Cognitive scientist Daniel Willingham outlines the research on poverty and education in the Spring issue of American Educator: "Why does Family Wealth Affect Learning?" When scientists speak of poverty they use the term Socioeconomic Status (SES) to capture not only income, but education level and occupation.
Willingham focuses on two main categories: family investment models and stress models. Family investment theories explore all the ways that higher SES parents tend to invest in their children's social, academic and career-path development. They have more money, for sure, and can afford to live in healthier conditions with better nutrition and higher quality daycare and preschool. But they also spend more time with their children, on average, and engage them in stimulating conversations about the world around them. The stress theories are more directly biological: the high chronic stress common in low SES households floods young developing brains in hormones such as cortisol that directly impacts brain development, particularly in memory formation and regulation of emotions. Willingham points out that these theories of parental investment and stress are not mutually exclusive.

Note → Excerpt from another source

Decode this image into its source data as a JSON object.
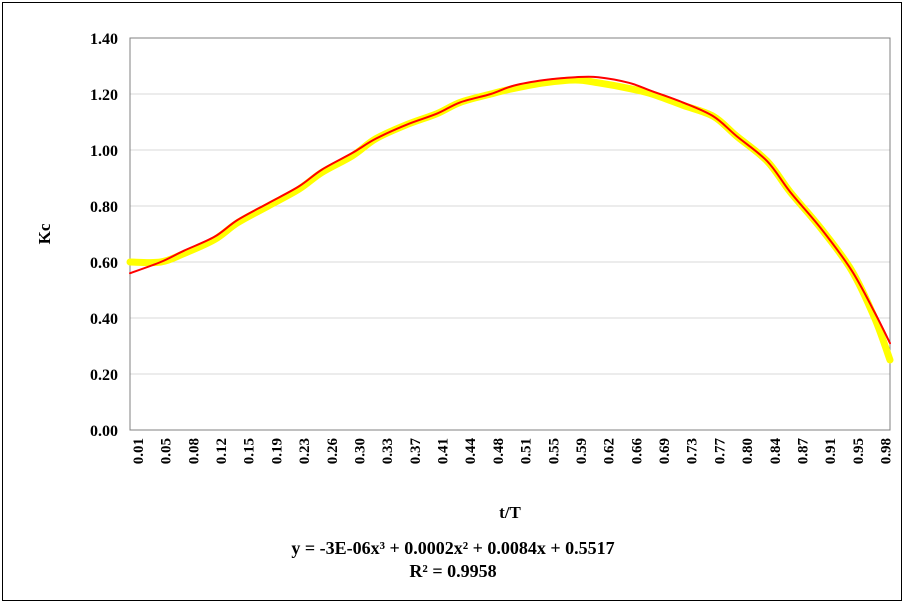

For example, Willingham cites research showing that foster children who had experienced chronic stress responded well if the parents were trained to better recognize signs of distress and responded in a sensitive way. Willingham offers the study as an example about "the buffering effect of warm parenting."
I've written about the SPARK program here in the Akron-Canton area, which is aimed primarily at parents to help them become their children's first teacher. And Helen Neville a neuroscientist at the University of Oregon has been working with low SES kids and their parents on a program to improve attention. Again, the intervention that showed the best results for kids was the one primarily directed at parents.